The Multilateral Fund will need to be replenished for the next three years at the upcoming Montreal Protocol conference in November. The U.S. usually provides about 20 percent of the funding, but “the Trump Administration has been completely silent on this so far,” said Doniger.

This funding is crucial to help poor countries not only eliminate the last ozone-damaging chemicals but also to leapfrog cheap replacement chemicals called hydrofluorocarbons (HFCs). While HFCs are safe for ozone, they are a powerful greenhouse gas, a thousand times worse than CO2. In 2016, after nearly ten years of negotiations, more than 150 countries agreed to reduce their use by 85 percent in the coming decades.

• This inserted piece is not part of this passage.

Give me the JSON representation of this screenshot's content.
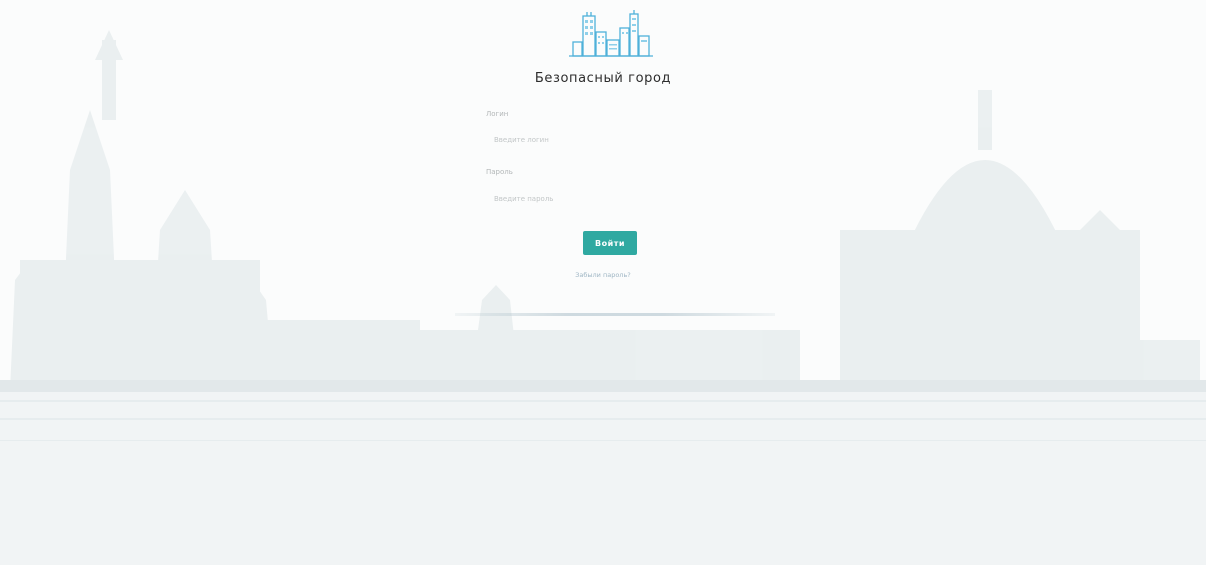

The use of HFCs for air conditioning and refrigeration is growing at a fast pace in developing countries, particularly China and India, Doniger said. That’s in part because climate change is producing more and longer deadly heat waves and driving up summer temperatures.

This HFC phase down is known as the Kigali Amendment to the Protocol and would have a big impact on climate change, cutting global warming up to 0.9 degrees F (0.5 degrees Celsius) by the end of the century, according to the UNEP.

That’s a big deal because even limiting global warming to under 3.6 degrees F (2 degrees Celsius) will still cut Africa’s agricultural yields by 40 percent, putting 50 percent of the continent’s population at risk of undernourishment.

“It is very much in the U.S.’s interest to help countries phase down HFCs,” says Doniger.